Pro-Beard Argument #3: “I grew a beard to stand out a little from the military guys I’m embedded with. When we go out on patrol, I don’t want to be mistaken for a soldier and become a target.”
Sorry, that one’s a no-go. If you’re carrying a weapon, any sniper is going to see you as fair game no matter how much of a Bin Laden shag you’re rocking. It’s actually a little more likely that he’ll think you’re some high-value target like a Special Forces hero or a CIA spook, and aim for you first.
Okay, so sporting a beard might not be all it’s cracked up to be. But let’s take a quick look at the other side of the story.
Clean Shaven Argument #1: “I wear ACUs when I’m on patrol so I can blend in with the soldiers. Growing a beard would make me stand out too much.”
As much as I hate to do it, I’ve got to call BS on the other side of the coin too, but only in the interests of fairness. Any embedded contractor is going to be at least 10 or 20 years older than the E-4 mafia he’s walking with, and he’s probably going to be the one with the biggest gut. There’s a lot of little details that mark you as different from everyone else, like having no tapes for your rank or mounting different equipment on your weapon. To an attentive observer, these things can be as much of a giveaway as a pair of muttonchop sideburns.
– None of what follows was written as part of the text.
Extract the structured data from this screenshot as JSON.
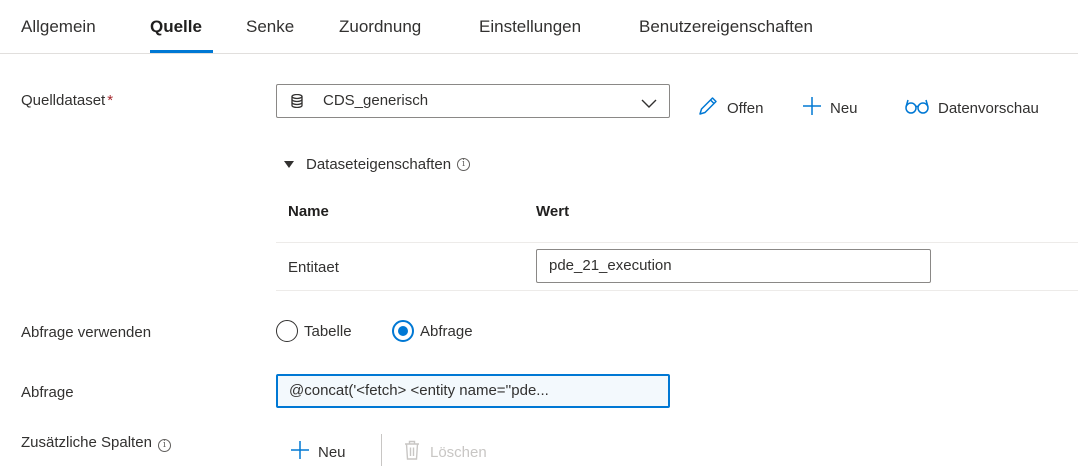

Clean Shaven Argument #2: “Beards just look unprofessional. They don’t fit in with a military appearance.”
Um…maybe, but if you’re going to use an argument like that then you’ve got to take it all the way. Fat tubs of lard look pretty unprofessional too, but the military lets a lot of them slide by. Most of us can agree that being out of shape can cost the lives of you or your buddies, but I’ve never heard of people actually dying for lack of shaving.
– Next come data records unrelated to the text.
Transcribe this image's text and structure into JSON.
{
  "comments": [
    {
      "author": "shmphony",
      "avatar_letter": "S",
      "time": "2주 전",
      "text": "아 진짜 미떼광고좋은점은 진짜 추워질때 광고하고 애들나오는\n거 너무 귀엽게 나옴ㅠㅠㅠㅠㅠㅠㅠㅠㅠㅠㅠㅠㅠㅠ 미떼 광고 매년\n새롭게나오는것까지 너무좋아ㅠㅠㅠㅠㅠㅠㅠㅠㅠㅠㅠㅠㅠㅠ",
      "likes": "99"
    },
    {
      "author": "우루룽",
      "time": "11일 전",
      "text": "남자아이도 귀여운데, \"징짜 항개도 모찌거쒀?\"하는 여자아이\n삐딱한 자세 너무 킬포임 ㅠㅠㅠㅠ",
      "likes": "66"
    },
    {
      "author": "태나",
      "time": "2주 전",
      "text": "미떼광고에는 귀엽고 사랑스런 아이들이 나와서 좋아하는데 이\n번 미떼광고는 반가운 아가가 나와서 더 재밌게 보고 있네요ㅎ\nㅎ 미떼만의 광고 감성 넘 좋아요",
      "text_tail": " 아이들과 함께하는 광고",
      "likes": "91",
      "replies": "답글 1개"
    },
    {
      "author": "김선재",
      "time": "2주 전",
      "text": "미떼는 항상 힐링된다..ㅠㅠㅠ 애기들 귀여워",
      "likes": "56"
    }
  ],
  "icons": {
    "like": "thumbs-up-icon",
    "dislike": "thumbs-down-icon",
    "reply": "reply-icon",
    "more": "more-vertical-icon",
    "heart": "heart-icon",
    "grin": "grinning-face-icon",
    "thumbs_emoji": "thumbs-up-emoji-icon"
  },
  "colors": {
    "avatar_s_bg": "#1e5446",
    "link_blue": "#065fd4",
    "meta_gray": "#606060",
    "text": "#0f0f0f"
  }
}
Clean Shaven Argument #3: “Full beards are prohibited by our company policy.”
As stupid as it sounds, this is probably the best argument there is for choosing to go clean shaven. Remember, the operations of every contract are driven by the needs of the customer and it usually comes down to giving them what they want. If your goal is to work on a high-speed PSD team, you’ve got to remember that the only people who can afford your services are some pretty high-profile folks. These principals are used to being photographed constantly, and no million-dollar a year CEO wants his photo taken standing next to a greasy dude that looks like Wolverine!
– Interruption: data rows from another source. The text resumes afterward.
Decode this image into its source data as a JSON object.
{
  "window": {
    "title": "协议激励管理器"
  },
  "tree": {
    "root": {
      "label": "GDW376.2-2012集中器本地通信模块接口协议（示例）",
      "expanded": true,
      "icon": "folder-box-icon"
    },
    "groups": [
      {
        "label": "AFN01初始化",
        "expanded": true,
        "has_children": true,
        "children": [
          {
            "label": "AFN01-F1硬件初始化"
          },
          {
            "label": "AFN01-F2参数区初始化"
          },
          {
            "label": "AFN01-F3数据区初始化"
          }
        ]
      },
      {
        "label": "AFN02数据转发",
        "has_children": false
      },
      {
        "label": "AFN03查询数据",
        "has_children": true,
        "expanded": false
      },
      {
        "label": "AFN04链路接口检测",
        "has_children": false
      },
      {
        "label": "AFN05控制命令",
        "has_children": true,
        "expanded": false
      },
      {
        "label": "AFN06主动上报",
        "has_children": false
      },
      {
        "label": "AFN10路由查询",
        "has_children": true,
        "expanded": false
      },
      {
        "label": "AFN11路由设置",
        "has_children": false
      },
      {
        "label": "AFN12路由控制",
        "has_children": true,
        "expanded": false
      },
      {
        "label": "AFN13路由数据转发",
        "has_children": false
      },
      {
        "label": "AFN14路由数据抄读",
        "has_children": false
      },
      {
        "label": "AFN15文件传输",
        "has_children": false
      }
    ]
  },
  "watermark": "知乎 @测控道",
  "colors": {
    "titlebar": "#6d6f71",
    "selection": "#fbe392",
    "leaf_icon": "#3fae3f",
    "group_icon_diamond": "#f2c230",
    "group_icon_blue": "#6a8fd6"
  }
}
Look guys (ladies, I don’t mean to sound sexist by leaving you out but no one really cares whether you shave your legs or not), I can’t point fingers too much here. Yes, I did the whole contractor beard thing, and got yelled at more than once for violating the company’s grooming policy. It was pretty neat to go around feeling like a pirate, but I can testify that growing a beard doesn’t give you any super powers or anything. The only change you might notice is that the active duty military guys will shoot you resentful looks in the chow hall as they count down the days until their own separation date.
My advice: If you want to use your time overseas to grow a beard then have at it, dude. Manscaping yourself is a fun way to kill a couple extra minutes every day, and you may not have the opportunity to grow it out again if you plan on going back to a day job with a uniform. But the minute one of your bosses tells you to trim your follicles back, just do it, and try not to argue about it.
Some companies have a “goatees only” rule, but it’s pretty easy to slide by with a full growth if you make an effort to keep yourself looking clean and trim. No one will bother saying anything to you, if only because it’s hard to be critical of a guy who looks like Chuck Norris.